Enunciando como pocas esa lucha interna que nace entre lo comercial y lo auténtico —reñido o no, es una pregunta de difícil respuesta—, en esta fábula metalingüistica Kitano se pronuncia sobre el acto de la creación y disecciona las líneas que separan el talento de la mediocridad, el triunfo del fracaso.
Midnight in Paris (Woody Allen, 2011)
Woody Allen siempre tuvo tendencia a escribir sobre el arte y su momento inicial, la moral y la ética artística y personal, e incluso se ha lanzado en varias ocasiones a interpretar a genios de la literatura como Fiódor Dostoyevski.
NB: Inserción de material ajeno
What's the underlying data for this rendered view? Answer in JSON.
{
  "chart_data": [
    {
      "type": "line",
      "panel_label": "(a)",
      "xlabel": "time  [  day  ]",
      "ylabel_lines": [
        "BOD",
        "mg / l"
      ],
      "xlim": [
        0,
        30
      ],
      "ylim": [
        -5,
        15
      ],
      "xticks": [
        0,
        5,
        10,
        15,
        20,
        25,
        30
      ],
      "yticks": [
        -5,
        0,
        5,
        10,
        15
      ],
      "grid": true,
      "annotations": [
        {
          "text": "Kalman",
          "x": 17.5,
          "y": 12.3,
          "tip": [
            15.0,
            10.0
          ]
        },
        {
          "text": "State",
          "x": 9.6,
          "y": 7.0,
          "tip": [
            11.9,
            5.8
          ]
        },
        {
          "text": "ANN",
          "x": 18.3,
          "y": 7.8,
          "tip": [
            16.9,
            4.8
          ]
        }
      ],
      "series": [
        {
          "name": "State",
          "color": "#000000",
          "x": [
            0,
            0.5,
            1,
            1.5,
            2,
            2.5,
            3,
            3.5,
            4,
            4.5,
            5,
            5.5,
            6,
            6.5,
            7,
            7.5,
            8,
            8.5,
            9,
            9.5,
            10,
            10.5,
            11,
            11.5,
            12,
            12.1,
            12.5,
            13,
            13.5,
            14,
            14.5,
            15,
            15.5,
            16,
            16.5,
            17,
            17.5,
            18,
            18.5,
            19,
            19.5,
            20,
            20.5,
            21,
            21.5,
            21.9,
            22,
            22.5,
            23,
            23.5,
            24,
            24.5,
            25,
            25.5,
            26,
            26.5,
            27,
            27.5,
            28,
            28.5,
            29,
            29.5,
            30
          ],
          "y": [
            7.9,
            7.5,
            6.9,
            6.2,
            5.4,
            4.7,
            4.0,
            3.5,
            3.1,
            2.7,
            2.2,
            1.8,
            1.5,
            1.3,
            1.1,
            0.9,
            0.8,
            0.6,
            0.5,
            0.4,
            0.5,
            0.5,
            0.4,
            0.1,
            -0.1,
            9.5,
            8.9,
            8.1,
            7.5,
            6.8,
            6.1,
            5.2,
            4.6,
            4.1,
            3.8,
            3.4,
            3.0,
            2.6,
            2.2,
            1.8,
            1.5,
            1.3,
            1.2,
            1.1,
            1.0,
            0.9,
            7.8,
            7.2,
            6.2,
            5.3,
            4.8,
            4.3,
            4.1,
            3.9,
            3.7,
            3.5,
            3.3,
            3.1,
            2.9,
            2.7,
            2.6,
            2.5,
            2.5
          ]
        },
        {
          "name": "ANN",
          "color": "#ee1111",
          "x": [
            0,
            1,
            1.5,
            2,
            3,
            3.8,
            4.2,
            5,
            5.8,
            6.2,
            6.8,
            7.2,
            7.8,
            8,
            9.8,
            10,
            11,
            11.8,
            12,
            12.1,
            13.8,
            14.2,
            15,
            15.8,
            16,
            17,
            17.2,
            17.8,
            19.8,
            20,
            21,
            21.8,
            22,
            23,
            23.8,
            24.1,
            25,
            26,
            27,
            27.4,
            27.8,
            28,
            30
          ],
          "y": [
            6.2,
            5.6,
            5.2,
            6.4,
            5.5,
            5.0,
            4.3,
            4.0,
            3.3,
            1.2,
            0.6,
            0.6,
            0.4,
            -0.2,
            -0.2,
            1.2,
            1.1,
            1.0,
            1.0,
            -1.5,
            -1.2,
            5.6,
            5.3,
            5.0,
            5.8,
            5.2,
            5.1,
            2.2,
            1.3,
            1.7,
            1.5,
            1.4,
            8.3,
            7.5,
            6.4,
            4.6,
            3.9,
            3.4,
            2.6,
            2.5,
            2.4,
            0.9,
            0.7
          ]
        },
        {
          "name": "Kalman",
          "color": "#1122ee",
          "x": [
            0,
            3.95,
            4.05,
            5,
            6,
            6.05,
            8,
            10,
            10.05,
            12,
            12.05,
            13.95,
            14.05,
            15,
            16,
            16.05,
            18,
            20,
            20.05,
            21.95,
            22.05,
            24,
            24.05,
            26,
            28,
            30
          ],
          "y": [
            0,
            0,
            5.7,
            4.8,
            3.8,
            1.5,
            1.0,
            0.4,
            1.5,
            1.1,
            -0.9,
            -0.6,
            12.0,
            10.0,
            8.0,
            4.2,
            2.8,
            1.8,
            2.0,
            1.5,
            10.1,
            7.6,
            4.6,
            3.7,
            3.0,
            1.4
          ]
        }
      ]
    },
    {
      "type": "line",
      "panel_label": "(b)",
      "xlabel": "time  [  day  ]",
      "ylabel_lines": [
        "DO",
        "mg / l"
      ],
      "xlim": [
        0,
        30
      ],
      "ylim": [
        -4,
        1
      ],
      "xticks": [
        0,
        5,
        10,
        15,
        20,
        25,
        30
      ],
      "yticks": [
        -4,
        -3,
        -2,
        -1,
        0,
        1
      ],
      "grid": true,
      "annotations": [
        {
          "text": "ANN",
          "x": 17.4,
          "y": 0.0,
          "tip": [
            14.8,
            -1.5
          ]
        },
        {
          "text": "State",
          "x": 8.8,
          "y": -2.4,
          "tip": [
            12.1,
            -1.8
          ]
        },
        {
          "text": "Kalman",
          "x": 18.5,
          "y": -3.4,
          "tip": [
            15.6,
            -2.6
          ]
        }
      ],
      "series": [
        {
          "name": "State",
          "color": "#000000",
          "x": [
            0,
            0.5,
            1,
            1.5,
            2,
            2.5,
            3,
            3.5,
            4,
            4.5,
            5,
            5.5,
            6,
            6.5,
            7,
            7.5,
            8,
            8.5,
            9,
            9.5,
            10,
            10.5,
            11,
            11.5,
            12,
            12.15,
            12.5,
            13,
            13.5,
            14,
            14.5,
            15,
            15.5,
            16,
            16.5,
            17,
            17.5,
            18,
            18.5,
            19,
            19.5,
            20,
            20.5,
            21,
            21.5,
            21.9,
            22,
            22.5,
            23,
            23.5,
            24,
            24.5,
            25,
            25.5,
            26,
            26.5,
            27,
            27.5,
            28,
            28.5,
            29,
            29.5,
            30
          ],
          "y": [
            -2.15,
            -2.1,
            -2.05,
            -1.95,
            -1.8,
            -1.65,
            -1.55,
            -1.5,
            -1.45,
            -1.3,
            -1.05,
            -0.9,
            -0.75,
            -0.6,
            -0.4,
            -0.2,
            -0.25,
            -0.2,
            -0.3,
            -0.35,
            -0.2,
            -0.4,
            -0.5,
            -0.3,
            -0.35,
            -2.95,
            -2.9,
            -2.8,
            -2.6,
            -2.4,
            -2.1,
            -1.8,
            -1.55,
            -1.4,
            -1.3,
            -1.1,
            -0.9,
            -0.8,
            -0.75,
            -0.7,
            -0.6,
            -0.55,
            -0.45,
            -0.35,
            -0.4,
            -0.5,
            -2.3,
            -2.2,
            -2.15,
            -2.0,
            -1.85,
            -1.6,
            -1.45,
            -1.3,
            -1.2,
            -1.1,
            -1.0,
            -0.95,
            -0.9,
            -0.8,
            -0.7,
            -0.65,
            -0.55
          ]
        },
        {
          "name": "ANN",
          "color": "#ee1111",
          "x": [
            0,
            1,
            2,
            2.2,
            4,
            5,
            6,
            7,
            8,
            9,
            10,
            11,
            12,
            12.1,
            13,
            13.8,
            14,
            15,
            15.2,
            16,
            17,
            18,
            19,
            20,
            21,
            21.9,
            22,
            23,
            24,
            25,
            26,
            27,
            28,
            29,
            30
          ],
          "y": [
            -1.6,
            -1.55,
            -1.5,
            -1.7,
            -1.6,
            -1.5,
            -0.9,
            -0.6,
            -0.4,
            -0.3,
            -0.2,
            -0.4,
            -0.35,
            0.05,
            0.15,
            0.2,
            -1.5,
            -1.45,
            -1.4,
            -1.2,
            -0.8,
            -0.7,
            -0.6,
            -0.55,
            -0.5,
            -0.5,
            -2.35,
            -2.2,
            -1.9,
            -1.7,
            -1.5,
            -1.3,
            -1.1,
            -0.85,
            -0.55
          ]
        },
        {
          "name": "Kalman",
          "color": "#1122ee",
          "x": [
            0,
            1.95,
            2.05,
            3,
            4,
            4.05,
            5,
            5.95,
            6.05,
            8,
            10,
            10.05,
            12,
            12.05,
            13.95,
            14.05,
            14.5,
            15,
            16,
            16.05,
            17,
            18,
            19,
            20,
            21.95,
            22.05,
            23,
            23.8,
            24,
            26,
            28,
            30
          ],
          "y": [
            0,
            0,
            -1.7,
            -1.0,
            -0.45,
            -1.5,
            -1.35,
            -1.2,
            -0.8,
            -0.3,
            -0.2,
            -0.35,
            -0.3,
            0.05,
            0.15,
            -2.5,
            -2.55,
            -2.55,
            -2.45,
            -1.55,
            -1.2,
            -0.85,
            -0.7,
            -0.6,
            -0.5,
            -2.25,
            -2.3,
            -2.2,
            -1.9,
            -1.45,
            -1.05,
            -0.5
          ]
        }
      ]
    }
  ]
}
En Midnight in Paris, y bajo la apariencia de una comedia ligera, el neoyorquino pone el foco sobre un escritor norteamericano que se encuentra, en un giro fantástico de los acontecimientos, con personalidades del mundo artístico del calado de Dalí, Hemingway o F. Scott Fitzgerald. A través de las conversaciones —a veces hilarantes, a veces densas y profundas— que el protagonista mantiene con ellos, vamos extrayendo poco a poco filosofía del arte, de cómo la personalidad de cada uno de ellos genera una aproximación diferente al mismo objeto.
A pesar de estar escrita y dirigida en clave de humor, consigue aportar interesantes momentos al debate de la creación artística —la comedia como género infravalorado—, y perdura en la memoria tanto por lo frívolo como por lo profundo.
Loving Vincent (Dorota Kobiela, Hugh Welchman, 2017)
Y acabamos como empezamos, con Vincent Van Gogh. Un prodigio técnico y artístico de la animación, en el que utilizaron algo más de 55000 fotogramas, todos y cada uno de ellos pintados al óleo —e integrados mediante rotoscopia— por una plétora de artistas que imitaron para la ocasión el estilo del holandés. Desde un punto de vista artístico supone todo un hito, pues es la primera vez que un largometraje de estas características se lleva a término; siguiendo por ahí, propone un estilo que incita, indirectamente, a adentrarse en las virtudes de la narración pictórica.
La cinta arranca con el pintor ya fallecido, girando la trama alrededor de su suicidio y desarrollándose a través de flashbacks. Si bien desde el guión no resulta innovadora —hereda su estilo narrativo de Ciudadano Kane (Orson Welles, 1941)—, es su carga estética la que aporta esa faceta reflexiva que la define, además de explorar esa fascinación por la cotidianidad del arte que caracterizaba a Van Gogh.
Como decíamos, hay tantas maneras de enfrentarse al arte como artistas. Más allá de integrar un simple debate estético, el modo en que es concebido va a repercutir directamente en la obra en sí misma; la idiosincrasia de una pintura, un poema, un libro, una canción, una película está íntimamente relacionada con el modo de entender el proceso creativo de su autor, por lo que si como amantes del arte dedicamos tiempo y esfuerzo a entender esta génesis, estaremos incrementando tanto el valor de la obra como del artista.